Kitaplıktaki bütün kitaplar içlerindeki her şeyi cömertçe sunabilmek için sıralarını bekler dururlar sessizce. Elimize alıp okumaya başladığımız anda art arda dizilmiş onlarca, yüzlerce, binlerce kelime sayfalardan akmaya başlar. Okundukça canlanan bu kelimeler birleşerek cümlelerden oluşan bir köprüye dönüşür, o köprüden geçip de bize gelen her ne varsa içimizde hayat bulur, canlanır ve bizimle yaşamaya başlar.

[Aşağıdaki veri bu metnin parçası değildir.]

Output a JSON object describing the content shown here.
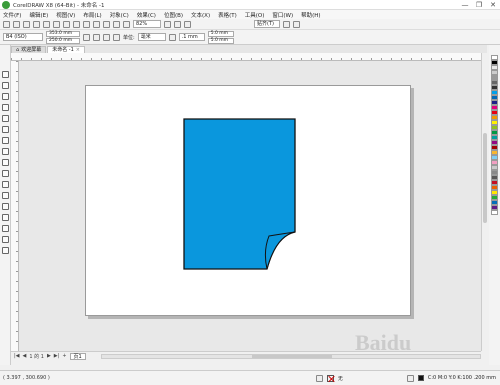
{
  "window": {
    "title": "CorelDRAW X8 (64-Bit) - 未命名 -1",
    "buttons": [
      "—",
      "❐",
      "✕"
    ]
  },
  "menu": [
    "文件(F)",
    "编辑(E)",
    "视图(V)",
    "布局(L)",
    "对象(C)",
    "效果(C)",
    "位图(B)",
    "文本(X)",
    "表格(T)",
    "工具(O)",
    "窗口(W)",
    "帮助(H)"
  ],
  "toolbar": {
    "zoom": "82%",
    "snap": "贴齐(T)"
  },
  "propbar": {
    "preset": "B4 (ISO)",
    "width": "353.0 mm",
    "height": "250.0 mm",
    "unit_label": "单位:",
    "unit": "毫米",
    "nudge": ".1 mm",
    "dup_x": "5.0 mm",
    "dup_y": "5.0 mm"
  },
  "tabs": [
    {
      "label": "欢迎屏幕",
      "active": false
    },
    {
      "label": "未命名 -1",
      "active": true
    }
  ],
  "pagebar": {
    "page_count": "1 的 1",
    "page_label": "页1"
  },
  "status": {
    "coords": "( 3.397 , 300.690 )",
    "fill_label": "无",
    "outline": "C:0 M:0 Y:0 K:100  .200 mm"
  },
  "shape": {
    "fill": "#0a97dd",
    "outline": "#111111"
  },
  "palette_colors": [
    "#ffffff",
    "#000000",
    "#e8e8e8",
    "#cccccc",
    "#999999",
    "#666666",
    "#333333",
    "#00a0e9",
    "#0068b7",
    "#1d2088",
    "#e4007f",
    "#e60012",
    "#f39800",
    "#fff100",
    "#8fc31f",
    "#009944",
    "#00a0a0",
    "#920783",
    "#a40000",
    "#f8b62d",
    "#7ecef4",
    "#f19ec2",
    "#c9caca",
    "#898989",
    "#595757",
    "#c30d23",
    "#eb6100",
    "#ffe600",
    "#22ac38",
    "#036eb8",
    "#601986",
    "#ffffff"
  ],
  "watermark": "Baidu"
}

O günkü okumamızı bitirip de kitabı kapattığımız anda, bir dahaki açılışa kadar her şey orada donar kalır. Okunan her ne varsa okuyucusunun geri dönüşünü sükût içinde bekler...
****
Okumaya ilk ne zaman başladığımı tam hatırlamıyorum. Henüz okula gitmiyordum. Hece bilmiyordum. Harfleri birleştirerek kelimelere dönüştürüyordum. Kelimeleri de cümlelere...
Madem ki okumayı-yazmayı ve hesap yapmayı biliyordum, o zaman birinci sınıfı okumama da gerek yoktu ve okul hayatına ikinci sınıftan başladım.

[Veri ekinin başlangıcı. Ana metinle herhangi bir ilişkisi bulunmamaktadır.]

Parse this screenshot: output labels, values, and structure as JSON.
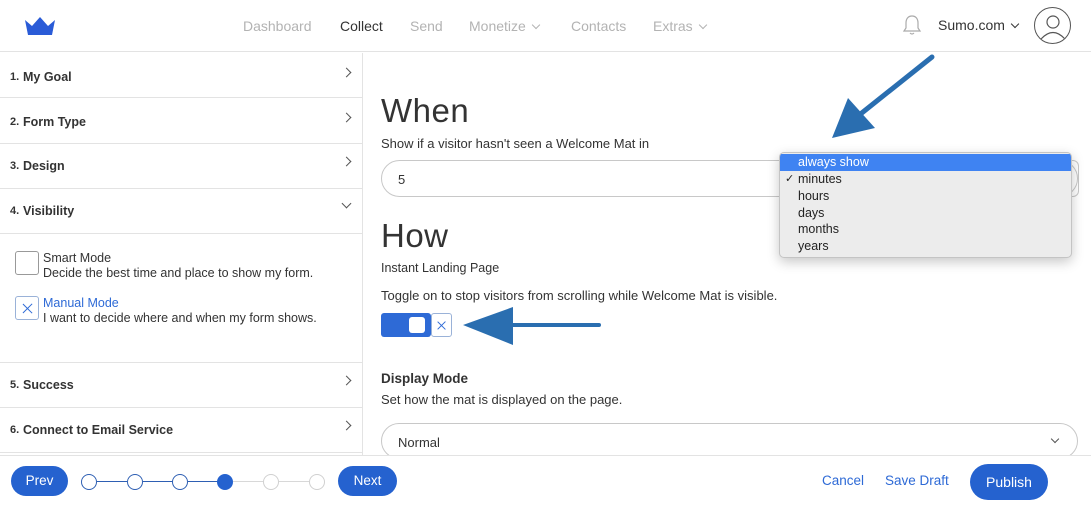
{
  "nav": {
    "items": [
      {
        "label": "Dashboard"
      },
      {
        "label": "Collect"
      },
      {
        "label": "Send"
      },
      {
        "label": "Monetize"
      },
      {
        "label": "Contacts"
      },
      {
        "label": "Extras"
      }
    ],
    "account_label": "Sumo.com",
    "logo_icon": "crown-icon",
    "bell_icon": "bell-icon",
    "avatar_icon": "user-icon"
  },
  "sidebar": {
    "steps": [
      {
        "num": "1.",
        "label": "My Goal"
      },
      {
        "num": "2.",
        "label": "Form Type"
      },
      {
        "num": "3.",
        "label": "Design"
      },
      {
        "num": "4.",
        "label": "Visibility"
      },
      {
        "num": "5.",
        "label": "Success"
      },
      {
        "num": "6.",
        "label": "Connect to Email Service"
      }
    ],
    "modes": [
      {
        "title": "Smart Mode",
        "desc": "Decide the best time and place to show my form.",
        "checked": false
      },
      {
        "title": "Manual Mode",
        "desc": "I want to decide where and when my form shows.",
        "checked": true
      }
    ]
  },
  "main": {
    "when_title": "When",
    "when_desc": "Show if a visitor hasn't seen a Welcome Mat in",
    "when_value": "5",
    "unit_options": [
      "always show",
      "minutes",
      "hours",
      "days",
      "months",
      "years"
    ],
    "unit_highlighted": "always show",
    "unit_selected": "minutes",
    "how_title": "How",
    "how_subtitle": "Instant Landing Page",
    "how_desc": "Toggle on to stop visitors from scrolling while Welcome Mat is visible.",
    "toggle_on": true,
    "display_title": "Display Mode",
    "display_desc": "Set how the mat is displayed on the page.",
    "display_value": "Normal"
  },
  "footer": {
    "prev_label": "Prev",
    "next_label": "Next",
    "cancel_label": "Cancel",
    "save_label": "Save Draft",
    "publish_label": "Publish",
    "progress_current_step": 4,
    "progress_total_steps": 6
  },
  "colors": {
    "accent": "#2562cf",
    "arrow": "#2a6eb0",
    "highlight": "#3f83f2"
  }
}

Okuldaki ders kitaplarını okumak her zaman çok hoş olmasa da hikâye kitaplarını, gazeteleri ve dergileri okumak oldukça keyifliydi.
Doğan Kardeş, Ayşegül serisi, dünya klasiklerinin basitleştirilmişleri, hediye gelen kitaplar ve en çok da babamın okumuş ve saklamış olduğu kitaplar...
O zamanlar benim için oldukça ağır olan bu kitapları okumaya çalışan ve okuyan da, ben...
Okuduğu her kitapla bir başka boyuta geçip kendi kurguladığı filmin içine giren, ben...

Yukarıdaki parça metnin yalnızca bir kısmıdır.